2026 California Starvation Event (Admissions Since March)
┌──────────────────────┬─────────────────────┐
│ Southern California │ Northern California │
├──────────────────────┼─────────────────────┤
│ Brown Pelicans: 85 │ Brown Pelicans: 25 │
│ Brandt's Cormorants:61│ Brandt's Cormorants:16│
│ Common Murres: 39 │ Common Murres: 18 │
└──────────────────────┴─────────────────────┘
Juvenile seabirds have not yet mastered the complex foraging techniques required to catch elusive prey under normal conditions. When a marine heatwave scatters the remaining fish, these younger birds lack the fat reserves and the hunting efficiency to survive. Rehabilitation data from facilities like International Bird Rescue show that a disproportionate percentage of the emaciated birds brought into clinics are young of the year.

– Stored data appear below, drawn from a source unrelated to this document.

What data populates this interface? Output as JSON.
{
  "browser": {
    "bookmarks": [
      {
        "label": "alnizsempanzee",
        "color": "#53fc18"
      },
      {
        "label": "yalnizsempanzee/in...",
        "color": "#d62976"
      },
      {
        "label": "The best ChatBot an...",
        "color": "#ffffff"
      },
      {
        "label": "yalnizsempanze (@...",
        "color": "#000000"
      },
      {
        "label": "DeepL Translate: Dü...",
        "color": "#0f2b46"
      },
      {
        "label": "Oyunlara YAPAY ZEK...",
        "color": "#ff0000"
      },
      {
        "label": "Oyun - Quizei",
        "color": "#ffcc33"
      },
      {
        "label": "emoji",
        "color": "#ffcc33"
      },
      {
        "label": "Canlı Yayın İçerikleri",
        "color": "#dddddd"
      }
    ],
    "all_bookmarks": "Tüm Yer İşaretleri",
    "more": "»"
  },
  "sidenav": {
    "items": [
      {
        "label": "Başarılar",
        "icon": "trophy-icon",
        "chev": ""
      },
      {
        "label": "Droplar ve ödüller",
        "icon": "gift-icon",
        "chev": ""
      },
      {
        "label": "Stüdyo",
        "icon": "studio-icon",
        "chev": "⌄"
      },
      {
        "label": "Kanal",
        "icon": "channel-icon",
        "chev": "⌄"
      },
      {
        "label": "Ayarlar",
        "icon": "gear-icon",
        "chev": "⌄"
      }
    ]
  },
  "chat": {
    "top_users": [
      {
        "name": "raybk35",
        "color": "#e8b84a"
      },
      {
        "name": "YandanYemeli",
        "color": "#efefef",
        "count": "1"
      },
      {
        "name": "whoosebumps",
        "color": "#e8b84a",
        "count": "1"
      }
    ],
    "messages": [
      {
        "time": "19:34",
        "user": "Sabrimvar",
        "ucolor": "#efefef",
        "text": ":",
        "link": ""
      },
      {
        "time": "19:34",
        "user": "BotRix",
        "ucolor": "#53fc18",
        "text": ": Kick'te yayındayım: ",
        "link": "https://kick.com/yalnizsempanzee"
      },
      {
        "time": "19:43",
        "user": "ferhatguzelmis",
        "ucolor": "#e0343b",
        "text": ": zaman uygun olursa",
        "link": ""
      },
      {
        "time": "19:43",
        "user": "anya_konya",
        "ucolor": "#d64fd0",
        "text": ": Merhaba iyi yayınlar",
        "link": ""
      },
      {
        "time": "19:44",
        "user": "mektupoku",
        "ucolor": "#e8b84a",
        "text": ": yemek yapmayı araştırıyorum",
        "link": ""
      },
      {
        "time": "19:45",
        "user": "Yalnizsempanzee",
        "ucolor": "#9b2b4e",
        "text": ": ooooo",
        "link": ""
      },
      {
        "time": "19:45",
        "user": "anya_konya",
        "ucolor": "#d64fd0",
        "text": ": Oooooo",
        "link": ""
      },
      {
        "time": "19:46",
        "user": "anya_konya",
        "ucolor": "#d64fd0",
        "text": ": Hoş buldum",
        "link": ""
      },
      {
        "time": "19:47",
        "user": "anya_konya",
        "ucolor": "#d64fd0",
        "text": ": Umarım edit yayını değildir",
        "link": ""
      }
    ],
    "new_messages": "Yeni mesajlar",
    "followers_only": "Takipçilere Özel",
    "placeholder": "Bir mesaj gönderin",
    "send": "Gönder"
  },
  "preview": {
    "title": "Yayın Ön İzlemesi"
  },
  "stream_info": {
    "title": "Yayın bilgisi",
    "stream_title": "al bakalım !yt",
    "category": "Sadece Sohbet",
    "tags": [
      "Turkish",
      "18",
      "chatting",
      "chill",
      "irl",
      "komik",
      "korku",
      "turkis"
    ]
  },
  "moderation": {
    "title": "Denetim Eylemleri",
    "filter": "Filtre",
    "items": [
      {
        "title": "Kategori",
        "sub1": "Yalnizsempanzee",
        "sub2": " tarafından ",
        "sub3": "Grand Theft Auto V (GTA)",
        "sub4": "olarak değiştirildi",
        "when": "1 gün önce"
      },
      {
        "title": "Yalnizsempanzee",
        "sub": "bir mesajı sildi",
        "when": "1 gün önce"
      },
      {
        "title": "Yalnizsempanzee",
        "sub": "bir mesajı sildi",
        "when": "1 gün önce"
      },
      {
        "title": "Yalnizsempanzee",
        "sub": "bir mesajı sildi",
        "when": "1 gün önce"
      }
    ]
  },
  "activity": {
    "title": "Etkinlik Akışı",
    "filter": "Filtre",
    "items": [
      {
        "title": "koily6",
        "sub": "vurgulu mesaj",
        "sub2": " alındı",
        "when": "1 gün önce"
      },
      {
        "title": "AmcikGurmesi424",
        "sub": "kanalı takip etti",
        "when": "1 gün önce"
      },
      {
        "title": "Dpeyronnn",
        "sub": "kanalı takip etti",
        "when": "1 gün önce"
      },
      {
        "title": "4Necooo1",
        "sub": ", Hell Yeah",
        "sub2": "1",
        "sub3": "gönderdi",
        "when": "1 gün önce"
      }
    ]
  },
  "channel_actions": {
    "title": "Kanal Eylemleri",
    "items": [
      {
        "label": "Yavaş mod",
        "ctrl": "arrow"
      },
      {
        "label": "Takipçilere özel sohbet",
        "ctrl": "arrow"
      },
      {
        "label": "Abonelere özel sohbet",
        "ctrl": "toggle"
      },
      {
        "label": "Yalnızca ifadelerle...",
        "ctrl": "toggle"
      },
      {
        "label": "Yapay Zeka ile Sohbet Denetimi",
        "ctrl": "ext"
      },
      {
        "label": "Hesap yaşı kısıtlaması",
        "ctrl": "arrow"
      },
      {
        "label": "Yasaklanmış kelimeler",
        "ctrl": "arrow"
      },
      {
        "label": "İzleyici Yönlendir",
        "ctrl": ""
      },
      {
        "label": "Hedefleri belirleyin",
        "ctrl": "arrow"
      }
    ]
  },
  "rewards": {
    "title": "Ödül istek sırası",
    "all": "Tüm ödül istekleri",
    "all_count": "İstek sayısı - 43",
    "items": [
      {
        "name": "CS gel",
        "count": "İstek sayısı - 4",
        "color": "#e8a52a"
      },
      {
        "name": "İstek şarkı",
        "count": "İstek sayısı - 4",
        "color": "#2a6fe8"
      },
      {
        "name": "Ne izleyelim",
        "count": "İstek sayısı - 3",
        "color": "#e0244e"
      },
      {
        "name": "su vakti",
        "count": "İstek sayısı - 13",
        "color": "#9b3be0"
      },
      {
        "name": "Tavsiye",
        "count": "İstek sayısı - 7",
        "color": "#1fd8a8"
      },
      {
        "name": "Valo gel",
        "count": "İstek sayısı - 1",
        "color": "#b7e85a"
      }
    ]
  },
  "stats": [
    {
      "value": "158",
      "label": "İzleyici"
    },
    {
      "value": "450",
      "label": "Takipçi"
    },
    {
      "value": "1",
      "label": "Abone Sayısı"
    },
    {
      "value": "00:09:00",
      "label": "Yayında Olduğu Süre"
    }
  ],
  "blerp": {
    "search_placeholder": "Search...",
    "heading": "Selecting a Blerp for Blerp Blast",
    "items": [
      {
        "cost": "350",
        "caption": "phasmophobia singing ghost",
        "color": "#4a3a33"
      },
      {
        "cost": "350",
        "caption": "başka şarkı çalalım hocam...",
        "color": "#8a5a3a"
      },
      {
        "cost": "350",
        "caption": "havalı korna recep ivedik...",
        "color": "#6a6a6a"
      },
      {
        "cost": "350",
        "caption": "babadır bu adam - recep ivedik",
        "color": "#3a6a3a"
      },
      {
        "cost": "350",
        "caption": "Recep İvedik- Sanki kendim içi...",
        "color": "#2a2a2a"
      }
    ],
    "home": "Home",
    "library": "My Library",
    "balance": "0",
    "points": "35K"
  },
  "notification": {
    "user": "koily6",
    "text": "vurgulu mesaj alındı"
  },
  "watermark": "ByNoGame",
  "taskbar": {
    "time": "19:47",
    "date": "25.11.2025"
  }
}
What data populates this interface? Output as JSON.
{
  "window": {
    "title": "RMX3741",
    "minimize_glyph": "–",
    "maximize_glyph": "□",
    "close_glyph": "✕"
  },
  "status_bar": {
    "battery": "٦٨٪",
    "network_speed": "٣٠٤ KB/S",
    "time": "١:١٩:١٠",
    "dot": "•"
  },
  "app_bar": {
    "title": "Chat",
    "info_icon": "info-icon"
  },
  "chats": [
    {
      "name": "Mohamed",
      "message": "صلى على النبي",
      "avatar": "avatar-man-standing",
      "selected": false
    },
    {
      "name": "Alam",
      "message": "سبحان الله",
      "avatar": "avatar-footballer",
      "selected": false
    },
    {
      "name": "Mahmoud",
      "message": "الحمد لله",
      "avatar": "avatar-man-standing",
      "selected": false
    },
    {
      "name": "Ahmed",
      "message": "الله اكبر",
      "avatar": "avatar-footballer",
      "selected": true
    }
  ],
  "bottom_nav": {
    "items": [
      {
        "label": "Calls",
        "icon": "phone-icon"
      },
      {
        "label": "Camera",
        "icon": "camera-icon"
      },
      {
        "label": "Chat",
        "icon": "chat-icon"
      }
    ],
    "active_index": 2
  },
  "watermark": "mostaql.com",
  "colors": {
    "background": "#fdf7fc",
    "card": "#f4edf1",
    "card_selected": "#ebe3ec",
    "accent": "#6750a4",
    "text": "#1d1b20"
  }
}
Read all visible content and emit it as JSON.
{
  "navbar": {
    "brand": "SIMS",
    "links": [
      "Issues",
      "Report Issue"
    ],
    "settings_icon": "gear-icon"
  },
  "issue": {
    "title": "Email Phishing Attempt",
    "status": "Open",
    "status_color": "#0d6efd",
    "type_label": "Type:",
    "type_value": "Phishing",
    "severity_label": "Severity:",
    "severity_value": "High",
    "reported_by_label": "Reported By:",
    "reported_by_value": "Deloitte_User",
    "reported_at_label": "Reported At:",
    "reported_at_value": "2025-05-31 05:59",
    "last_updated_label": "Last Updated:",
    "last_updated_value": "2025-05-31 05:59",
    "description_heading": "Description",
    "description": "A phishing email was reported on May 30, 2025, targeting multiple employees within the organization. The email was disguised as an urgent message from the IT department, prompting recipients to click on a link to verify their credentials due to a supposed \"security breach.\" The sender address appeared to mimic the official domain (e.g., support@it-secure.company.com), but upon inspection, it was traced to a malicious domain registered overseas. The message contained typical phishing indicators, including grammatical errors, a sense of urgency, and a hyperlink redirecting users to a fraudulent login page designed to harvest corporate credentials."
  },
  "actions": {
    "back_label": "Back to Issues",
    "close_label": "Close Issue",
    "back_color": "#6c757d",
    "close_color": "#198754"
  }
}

As these birds grow weaker, their behavior changes in desperate ways. Starving pelicans and gulls are increasingly taking risks they would normally avoid. They are crowding public fishing piers, begging for scraps, and scavenging near inland water sources. This behavioral shift exposes them to secondary hazards, such as fishing line entanglement, vehicle strikes, and toxic urban runoff, compounding the death toll.
Toxins and Thermal Baselines
The current starvation event cannot be viewed in isolation. It follows on the heels of successive coastal crises that have battered California's marine life for years. In 2025, the coast suffered a severe brown pelican crisis driven by massive harmful algal blooms. These "red tides" produce domoic acid, a potent neurotoxin that accumulates in small fish and causes seizures, brain damage, and rapid death in marine mammals and birds.
The intersection of these two phenomena reveals a highly volatile ecosystem. Algal blooms are fueled when brief bursts of upwelling bring nutrients to the surface, where they are supercharged by abnormally warm water and intense sunlight. The ocean alternates between two lethal states: a toxic buffet or an outright famine.
Historical data collected over a century at the Scripps Institution of Oceanography’s La Jolla station indicates that these events are no longer anomalies. While massive die-offs used to occur roughly once a decade, the frequency has accelerated dramatically over the past twelve years. The baseline temperature of the California Current has shifted, meaning that even a mild El Niño event now sits on top of a permanently warmer ocean, amplifying the ecological fallout.
The long-term danger extends beyond the immediate loss of thousands of birds. Seabirds are classic apex sentinels. Because they forage across vast areas of the ocean, their health directly reflects the stability of the lower trophic levels. When mass starvations occur with this level of frequency, it indicates that the carrying capacity of the Northeast Pacific is actively shrinking. The system is struggling to support the top of the food chain.
Wildlife rescue organizations are working around the clock to rehydrate and feed the influx of starving arrivals, but localized rehabilitation cannot fix a systemic thermal barrier stretching across hundreds of miles of coastline. The fish remain deep, the water remains warm, and the birds keep flying until they run out of fuel.